For the period from February 1, 2015 through March 15, 2015, The Company issued 3,000,000 shares of Common Stock in transactions that were not registered under the Securities Act of 1933. The shares of Common Stock were issued upon the conversion of 3,000 shares of Series F-1 Preferred Stock in reliance upon the exemption from registration in Section 3(a)(9) of the Securities Act of 1933. As of March 15, 2015 the Company has 17,513,164 shares of Common Stock outstanding.
   
On February 20, 2015, the Company entered into the Settlement with Zurich which provided for the payment to Zurich by the Company of $650,000 to settle the Company’s outstanding balance of approximately $1,534,000 that had been in default, and was previously due in full on December 31, 2013 under an existing forbearance agreement with Zurich.
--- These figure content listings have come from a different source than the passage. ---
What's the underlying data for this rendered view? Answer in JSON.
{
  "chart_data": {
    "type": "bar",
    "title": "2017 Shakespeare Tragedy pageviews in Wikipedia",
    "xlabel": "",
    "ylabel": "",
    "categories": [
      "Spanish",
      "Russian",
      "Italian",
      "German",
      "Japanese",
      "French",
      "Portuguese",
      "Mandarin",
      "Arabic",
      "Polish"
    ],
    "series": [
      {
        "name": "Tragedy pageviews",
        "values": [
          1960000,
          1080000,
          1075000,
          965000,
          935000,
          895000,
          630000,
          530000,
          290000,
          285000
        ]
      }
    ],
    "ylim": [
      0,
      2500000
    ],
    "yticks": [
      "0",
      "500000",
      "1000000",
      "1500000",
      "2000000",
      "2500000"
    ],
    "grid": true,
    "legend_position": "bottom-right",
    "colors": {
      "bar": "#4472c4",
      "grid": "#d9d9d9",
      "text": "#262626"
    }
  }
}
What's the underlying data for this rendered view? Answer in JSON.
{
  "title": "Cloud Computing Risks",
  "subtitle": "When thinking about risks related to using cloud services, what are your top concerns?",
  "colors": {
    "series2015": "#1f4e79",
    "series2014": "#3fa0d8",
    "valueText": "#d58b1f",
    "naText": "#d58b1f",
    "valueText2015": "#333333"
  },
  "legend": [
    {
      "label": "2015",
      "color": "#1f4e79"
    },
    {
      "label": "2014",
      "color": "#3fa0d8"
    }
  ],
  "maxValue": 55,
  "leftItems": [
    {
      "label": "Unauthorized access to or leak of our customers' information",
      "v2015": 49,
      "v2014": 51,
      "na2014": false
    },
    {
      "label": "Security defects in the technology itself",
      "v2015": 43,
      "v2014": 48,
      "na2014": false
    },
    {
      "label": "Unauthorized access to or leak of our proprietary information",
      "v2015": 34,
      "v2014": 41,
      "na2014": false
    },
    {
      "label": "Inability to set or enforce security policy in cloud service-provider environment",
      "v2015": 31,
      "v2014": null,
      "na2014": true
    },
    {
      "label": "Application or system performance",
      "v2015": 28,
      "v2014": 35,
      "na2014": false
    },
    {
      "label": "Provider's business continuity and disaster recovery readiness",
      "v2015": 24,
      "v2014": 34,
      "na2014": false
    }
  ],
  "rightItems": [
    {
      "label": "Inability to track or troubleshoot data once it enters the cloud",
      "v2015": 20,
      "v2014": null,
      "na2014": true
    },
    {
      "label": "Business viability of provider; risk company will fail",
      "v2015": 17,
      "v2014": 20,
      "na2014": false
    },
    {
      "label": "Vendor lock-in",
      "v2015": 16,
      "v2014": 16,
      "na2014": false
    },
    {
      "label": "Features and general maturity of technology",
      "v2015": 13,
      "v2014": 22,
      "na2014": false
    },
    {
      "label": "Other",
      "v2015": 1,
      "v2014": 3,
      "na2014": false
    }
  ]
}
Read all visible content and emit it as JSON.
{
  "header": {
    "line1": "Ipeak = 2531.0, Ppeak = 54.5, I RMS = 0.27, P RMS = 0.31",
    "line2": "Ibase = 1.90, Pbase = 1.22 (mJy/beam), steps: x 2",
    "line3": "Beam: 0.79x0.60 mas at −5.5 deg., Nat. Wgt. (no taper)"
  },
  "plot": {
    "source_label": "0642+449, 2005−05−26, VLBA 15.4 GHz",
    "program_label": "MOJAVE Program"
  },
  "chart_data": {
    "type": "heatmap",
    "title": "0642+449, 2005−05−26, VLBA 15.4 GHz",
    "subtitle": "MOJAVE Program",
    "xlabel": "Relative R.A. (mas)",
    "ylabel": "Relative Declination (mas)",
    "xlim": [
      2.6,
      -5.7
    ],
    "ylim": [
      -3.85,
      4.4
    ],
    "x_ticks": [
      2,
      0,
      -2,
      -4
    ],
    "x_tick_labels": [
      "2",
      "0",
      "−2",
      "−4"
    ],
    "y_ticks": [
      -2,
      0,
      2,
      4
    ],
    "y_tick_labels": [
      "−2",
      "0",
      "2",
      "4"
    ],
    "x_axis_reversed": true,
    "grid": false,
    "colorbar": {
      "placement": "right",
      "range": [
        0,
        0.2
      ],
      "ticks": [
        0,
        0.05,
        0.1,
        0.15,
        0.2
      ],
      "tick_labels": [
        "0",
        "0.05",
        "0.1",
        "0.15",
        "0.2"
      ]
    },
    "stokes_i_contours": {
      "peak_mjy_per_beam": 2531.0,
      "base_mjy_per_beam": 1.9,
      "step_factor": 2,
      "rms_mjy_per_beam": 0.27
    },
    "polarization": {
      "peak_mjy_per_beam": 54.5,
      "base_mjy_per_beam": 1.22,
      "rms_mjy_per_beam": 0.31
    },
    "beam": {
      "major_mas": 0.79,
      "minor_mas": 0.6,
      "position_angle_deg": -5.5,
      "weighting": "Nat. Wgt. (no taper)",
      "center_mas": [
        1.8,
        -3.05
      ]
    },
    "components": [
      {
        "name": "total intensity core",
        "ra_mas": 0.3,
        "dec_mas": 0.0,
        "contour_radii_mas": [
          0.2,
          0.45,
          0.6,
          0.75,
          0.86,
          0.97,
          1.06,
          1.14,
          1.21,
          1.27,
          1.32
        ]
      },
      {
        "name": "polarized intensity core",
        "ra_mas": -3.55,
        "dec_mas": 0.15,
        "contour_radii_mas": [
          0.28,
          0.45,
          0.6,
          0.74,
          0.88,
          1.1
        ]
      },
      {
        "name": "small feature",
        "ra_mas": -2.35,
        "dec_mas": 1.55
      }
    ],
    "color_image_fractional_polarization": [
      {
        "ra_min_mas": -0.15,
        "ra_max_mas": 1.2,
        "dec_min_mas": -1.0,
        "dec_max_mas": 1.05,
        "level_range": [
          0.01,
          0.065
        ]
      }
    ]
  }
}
Upon execution of the Settlement, the Company paid Zurich $200,000, with the remaining balance of $450,000 payable in 10 equal monthly installments of $45,000. As part of the Settlement, Zurich remains entitled to receive a customer payment in the amount of approximately $324,000, which the company has not recognized in its financial statements, related to the Company’s previous project at the Cooper Medical Center of Rowan University in Camden, New Jersey (the “Cooper Project”) for the CCIA, but only if such amount is collected by the Company. Moreover, conditioned upon receipt of the full settlement amount, Zurich has agreed to release all of its entire right, title and interest in and to the Cooper Project, against which the Company recently filed an action to recover approximately $2,400,000 from the CCIA.
 
On February 3, 2015, the Company and its interim Chief Executive Officer entered into an amendment (the “Amendment”) to the letter agreement between the Company and the interim Chief Executive officer effective as of August 1, 2013, setting forth the terms of employment by the Company of the interim Chief Executive Officer (the “Agreement”). Under the terms of the Amendment, the interim Chief Executive Officer will receive an annual base salary of $180,000, effective as of January 1, 2015, and options to purchase 300,000 shares of the Company’s common stock, subject to performance-based vesting.